The problem is that these forms of engagement are harder to capture in a single frame. They are not always loud, institutional or easy to count, but they are often very real. Someone who will not attend a formal public discussion may still spend a weekend helping organise an event, mentoring peers or supporting a local idea until it becomes visible. That is why claims about youth passivity often say more about the way participation is measured than about whether it exists.
The issue is often not willingness, but format
When young people are offered a space that feels real, their involvement stops looking surprising very quickly.
Trust is another important part of the picture. Young people are far less likely to join spaces where they feel invited only for appearances or where their role is limited in advance. When participation is open only on paper, but not in practice, interest fades quickly. The problem is not always a lack of willingness. It is often a lack of meaningful opportunities.
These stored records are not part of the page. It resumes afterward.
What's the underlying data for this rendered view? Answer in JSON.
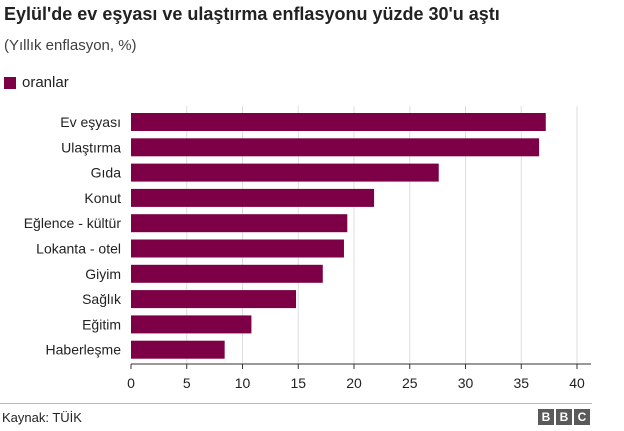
{
  "title": "Eylül'de ev eşyası ve ulaştırma enflasyonu yüzde 30'u aştı",
  "subtitle": "(Yıllık enflasyon, %)",
  "source": "Kaynak: TÜİK",
  "logo": [
    "B",
    "B",
    "C"
  ],
  "colors": {
    "bar": "#7d0046",
    "grid": "#dddddd",
    "axis": "#333333"
  },
  "chart_data": {
    "type": "bar",
    "orientation": "horizontal",
    "categories": [
      "Ev eşyası",
      "Ulaştırma",
      "Gıda",
      "Konut",
      "Eğlence - kültür",
      "Lokanta - otel",
      "Giyim",
      "Sağlık",
      "Eğitim",
      "Haberleşme"
    ],
    "series": [
      {
        "name": "oranlar",
        "values": [
          37.2,
          36.6,
          27.6,
          21.8,
          19.4,
          19.1,
          17.2,
          14.8,
          10.8,
          8.4
        ]
      }
    ],
    "xlim": [
      0,
      40
    ],
    "xticks": [
      0,
      5,
      10,
      15,
      20,
      25,
      30,
      35,
      40
    ],
    "grid": true,
    "legend": "top-left"
  }
}
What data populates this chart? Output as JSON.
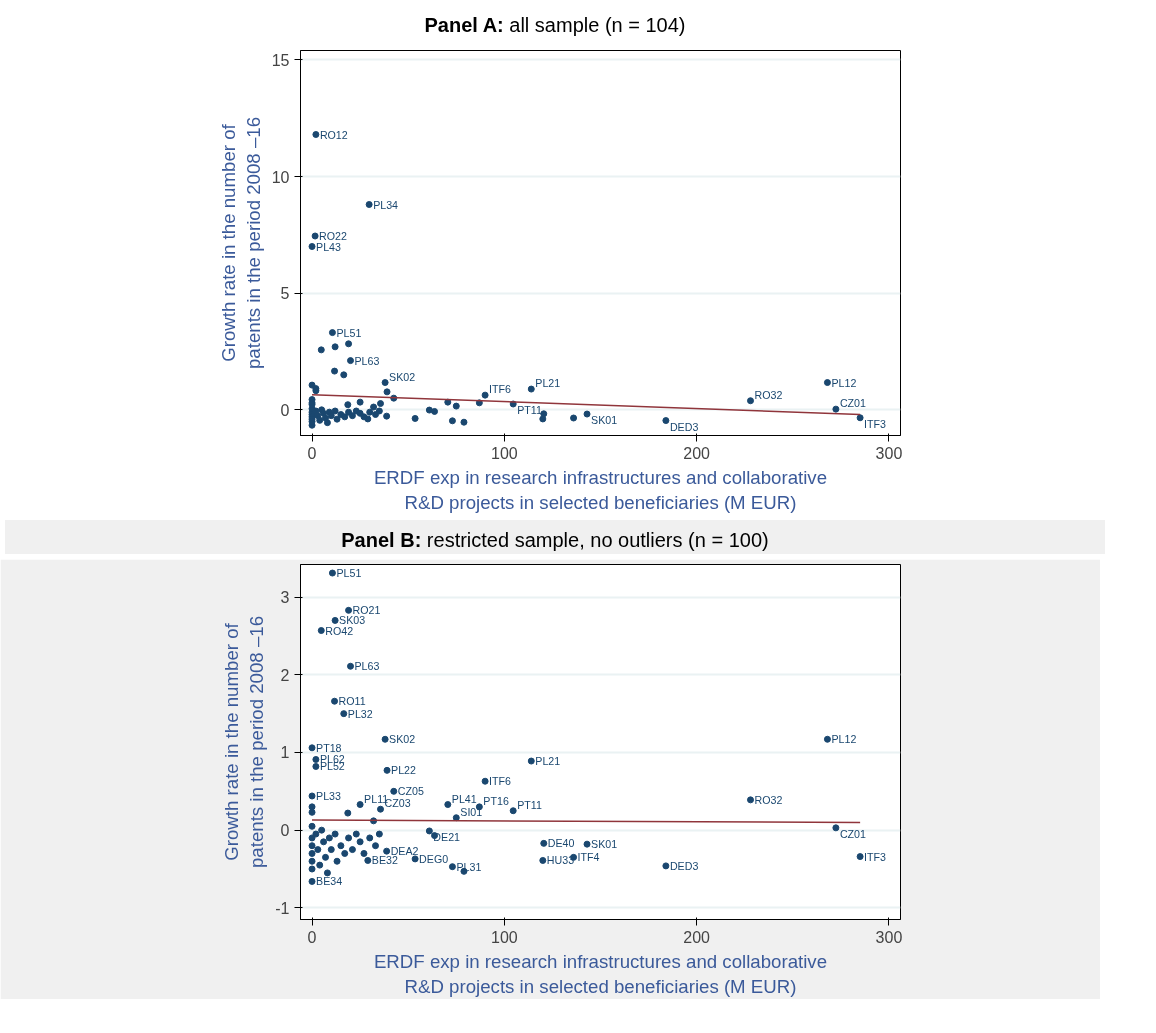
{
  "chart_data": [
    {
      "type": "scatter",
      "title": "Panel A: all sample (n = 104)",
      "xlabel": "ERDF exp in research infrastructures and collaborative R&D projects in selected beneficiaries (M EUR)",
      "ylabel": "Growth rate in the number of patents in the period 2008 –16",
      "xlim": [
        -6,
        306
      ],
      "xticks": [
        0,
        100,
        200,
        300
      ],
      "ylim": [
        -1.1,
        15.4
      ],
      "yticks": [
        0,
        5,
        10,
        15
      ],
      "grid": "y",
      "series": [
        {
          "marker": "circle",
          "color": "#1a476f",
          "x": [
            2,
            29.7,
            1.6,
            0,
            10.6,
            19,
            12,
            4.8,
            20,
            11.7,
            16.5,
            0,
            2,
            2,
            38,
            39,
            42.5,
            114,
            90,
            70.6,
            87,
            104.6,
            75,
            25,
            35.6,
            18.6,
            32,
            0,
            61,
            63.7,
            38.8,
            29,
            53.6,
            73,
            79,
            120.5,
            143,
            120,
            136,
            184,
            228,
            268,
            272.4,
            285,
            0,
            0,
            0,
            0,
            0,
            0,
            0,
            2,
            3,
            4,
            5,
            6,
            7,
            8,
            9,
            10,
            12,
            13,
            15,
            17,
            19,
            21,
            23,
            25,
            27,
            30,
            33,
            35,
            0,
            0
          ],
          "values": [
            11.8,
            8.8,
            7.45,
            7.0,
            3.31,
            2.83,
            2.7,
            2.57,
            2.11,
            1.66,
            1.5,
            1.06,
            0.91,
            0.82,
            1.17,
            0.77,
            0.5,
            0.89,
            0.63,
            0.33,
            0.3,
            0.25,
            0.16,
            0.33,
            0.27,
            0.22,
            0.12,
            0.44,
            -0.01,
            -0.07,
            -0.27,
            -0.39,
            -0.37,
            -0.47,
            -0.53,
            -0.17,
            -0.18,
            -0.39,
            -0.35,
            -0.46,
            0.39,
            1.17,
            0.03,
            -0.34,
            -0.66,
            -0.1,
            -0.2,
            -0.3,
            -0.4,
            -0.5,
            0.05,
            -0.05,
            -0.25,
            -0.45,
            0.0,
            -0.15,
            -0.35,
            -0.55,
            -0.1,
            -0.25,
            -0.05,
            -0.4,
            -0.2,
            -0.3,
            -0.1,
            -0.25,
            -0.05,
            -0.15,
            -0.3,
            -0.1,
            -0.2,
            -0.05,
            0.3,
            0.23
          ],
          "value_labels": [
            "RO12",
            "PL34",
            "RO22",
            "PL43",
            "PL51",
            null,
            null,
            null,
            "PL63",
            null,
            null,
            null,
            null,
            null,
            "SK02",
            null,
            null,
            "PL21",
            "ITF6",
            null,
            null,
            "PT11",
            null,
            null,
            null,
            null,
            null,
            null,
            null,
            null,
            null,
            null,
            null,
            null,
            null,
            null,
            "SK01",
            null,
            null,
            "DED3",
            "RO32",
            "PL12",
            "CZ01",
            "ITF3",
            null,
            null,
            null,
            null,
            null,
            null,
            null,
            null,
            null,
            null,
            null,
            null,
            null,
            null,
            null,
            null,
            null,
            null,
            null,
            null,
            null,
            null,
            null,
            null,
            null,
            null,
            null,
            null,
            null,
            null
          ]
        },
        {
          "type": "line",
          "color": "#90353b",
          "x": [
            0,
            285
          ],
          "values": [
            0.65,
            -0.2
          ]
        }
      ]
    },
    {
      "type": "scatter",
      "title": "Panel B: restricted sample, no outliers (n = 100)",
      "xlabel": "ERDF exp in research infrastructures and collaborative R&D projects in selected beneficiaries (M EUR)",
      "ylabel": "Growth rate in the number of patents in the period 2008 –16",
      "xlim": [
        -6,
        306
      ],
      "xticks": [
        0,
        100,
        200,
        300
      ],
      "ylim": [
        -1.15,
        3.42
      ],
      "yticks": [
        -1,
        0,
        1,
        2,
        3
      ],
      "grid": "y",
      "series": [
        {
          "marker": "circle",
          "color": "#1a476f",
          "x": [
            10.6,
            19,
            12,
            4.8,
            20,
            11.7,
            16.5,
            0,
            2,
            2,
            38,
            39,
            42.5,
            114,
            90,
            70.6,
            87,
            104.6,
            75,
            25,
            35.6,
            18.6,
            32,
            0,
            61,
            63.7,
            38.8,
            29,
            53.6,
            73,
            79,
            120.5,
            143,
            120,
            136,
            184,
            228,
            268,
            272.4,
            285,
            0,
            0,
            0,
            0,
            0,
            0,
            0,
            2,
            3,
            4,
            5,
            6,
            7,
            8,
            9,
            10,
            12,
            13,
            15,
            17,
            19,
            21,
            23,
            25,
            27,
            30,
            33,
            35,
            0,
            0
          ],
          "values": [
            3.31,
            2.83,
            2.7,
            2.57,
            2.11,
            1.66,
            1.5,
            1.06,
            0.91,
            0.82,
            1.17,
            0.77,
            0.5,
            0.89,
            0.63,
            0.33,
            0.3,
            0.25,
            0.16,
            0.33,
            0.27,
            0.22,
            0.12,
            0.44,
            -0.01,
            -0.07,
            -0.27,
            -0.39,
            -0.37,
            -0.47,
            -0.53,
            -0.17,
            -0.18,
            -0.39,
            -0.35,
            -0.46,
            0.39,
            1.17,
            0.03,
            -0.34,
            -0.66,
            -0.1,
            -0.2,
            -0.3,
            -0.4,
            -0.5,
            0.05,
            -0.05,
            -0.25,
            -0.45,
            0.0,
            -0.15,
            -0.35,
            -0.55,
            -0.1,
            -0.25,
            -0.05,
            -0.4,
            -0.2,
            -0.3,
            -0.1,
            -0.25,
            -0.05,
            -0.15,
            -0.3,
            -0.1,
            -0.2,
            -0.05,
            0.3,
            0.23
          ],
          "value_labels": [
            "PL51",
            "RO21",
            "SK03",
            "RO42",
            "PL63",
            "RO11",
            "PL32",
            "PT18",
            "PL62",
            "PL52",
            "SK02",
            "PL22",
            "CZ05",
            "PL21",
            "ITF6",
            "PL41",
            "PT16",
            "PT11",
            "SI01",
            "PL11",
            "CZ03",
            null,
            null,
            "PL33",
            "DE21",
            null,
            "DEA2",
            "BE32",
            "DEG0",
            "PL31",
            null,
            "DE40",
            "SK01",
            "HU33",
            "ITF4",
            "DED3",
            "RO32",
            "PL12",
            "CZ01",
            "ITF3",
            "BE34",
            null,
            null,
            null,
            null,
            null,
            null,
            null,
            null,
            null,
            null,
            null,
            null,
            null,
            null,
            null,
            null,
            null,
            null,
            null,
            null,
            null,
            null,
            null,
            null,
            null,
            null,
            null,
            null,
            null
          ]
        },
        {
          "type": "line",
          "color": "#90353b",
          "x": [
            0,
            285
          ],
          "values": [
            0.13,
            0.1
          ]
        }
      ]
    }
  ]
}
That is why young people are most likely to step in when they feel they can contribute to something tangible. When there is a clear goal, a team that respects them and a result that will remain after the work is done, participation stops feeling like an obligation and starts feeling like a natural choice. Strong programmes make a huge difference here: they do not ask for presence for its own sake, but create room for real contribution, responsibility and a sense that time invested carries weight.
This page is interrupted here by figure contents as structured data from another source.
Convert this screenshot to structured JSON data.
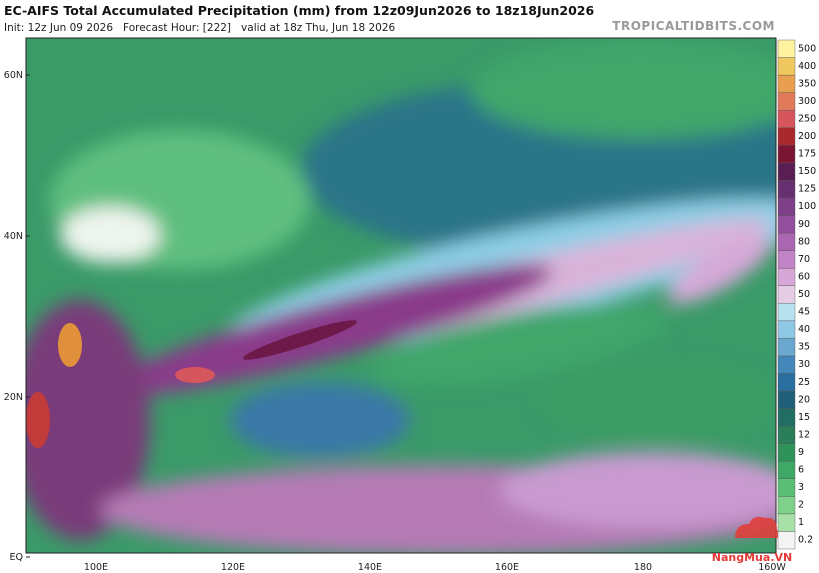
{
  "header": {
    "title": "EC-AIFS Total Accumulated Precipitation (mm) from 12z09Jun2026 to 18z18Jun2026",
    "subtitle": "Init: 12z Jun 09 2026   Forecast Hour: [222]   valid at 18z Thu, Jun 18 2026",
    "site": "TROPICALTIDBITS.COM"
  },
  "map": {
    "lat_labels": [
      "60N",
      "40N",
      "20N",
      "EQ"
    ],
    "lon_labels": [
      "100E",
      "120E",
      "140E",
      "160E",
      "180",
      "160W"
    ],
    "watermark": "NangMua.VN"
  },
  "colorbar": {
    "levels": [
      0.2,
      1,
      2,
      3,
      6,
      9,
      12,
      15,
      20,
      25,
      30,
      35,
      40,
      45,
      50,
      60,
      70,
      80,
      90,
      100,
      125,
      150,
      175,
      200,
      250,
      300,
      350,
      400,
      500
    ],
    "colors": [
      "#f4f4f4",
      "#a8e0a8",
      "#7fd08a",
      "#5cbf78",
      "#3fa866",
      "#2f9258",
      "#2a7f5a",
      "#226e62",
      "#1f5f78",
      "#2b6fa0",
      "#4488bb",
      "#6aa8d0",
      "#8ec8e4",
      "#b8e2f0",
      "#e6cde6",
      "#d6a8d8",
      "#c184c6",
      "#ab66b2",
      "#93509c",
      "#7c3f88",
      "#663070",
      "#5a1f52",
      "#7a1634",
      "#a82a2e",
      "#d6565e",
      "#e07a5a",
      "#e8a050",
      "#f0c860",
      "#fff2a0"
    ]
  }
}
Meaning is the strongest driver
For that reason, it is often more useful to ask where young people recognise meaning than whether they appear in expected spaces. When there is a clear purpose, a concrete team and a sense of shared effort, engagement happens much more naturally. Sometimes all it takes is one real chance to influence the immediate environment for a whole series of ideas, collaborations and initiatives to begin.
Maybe that is why the better question is not whether young people want to participate, but whether they are being offered spaces that feel fair, useful and genuinely open. The answer to the first question is very often yes. Young people do want to be part of change, but they are much more willing to enter processes where they feel respect, meaning and a concrete result that does not disappear as soon as the event ends.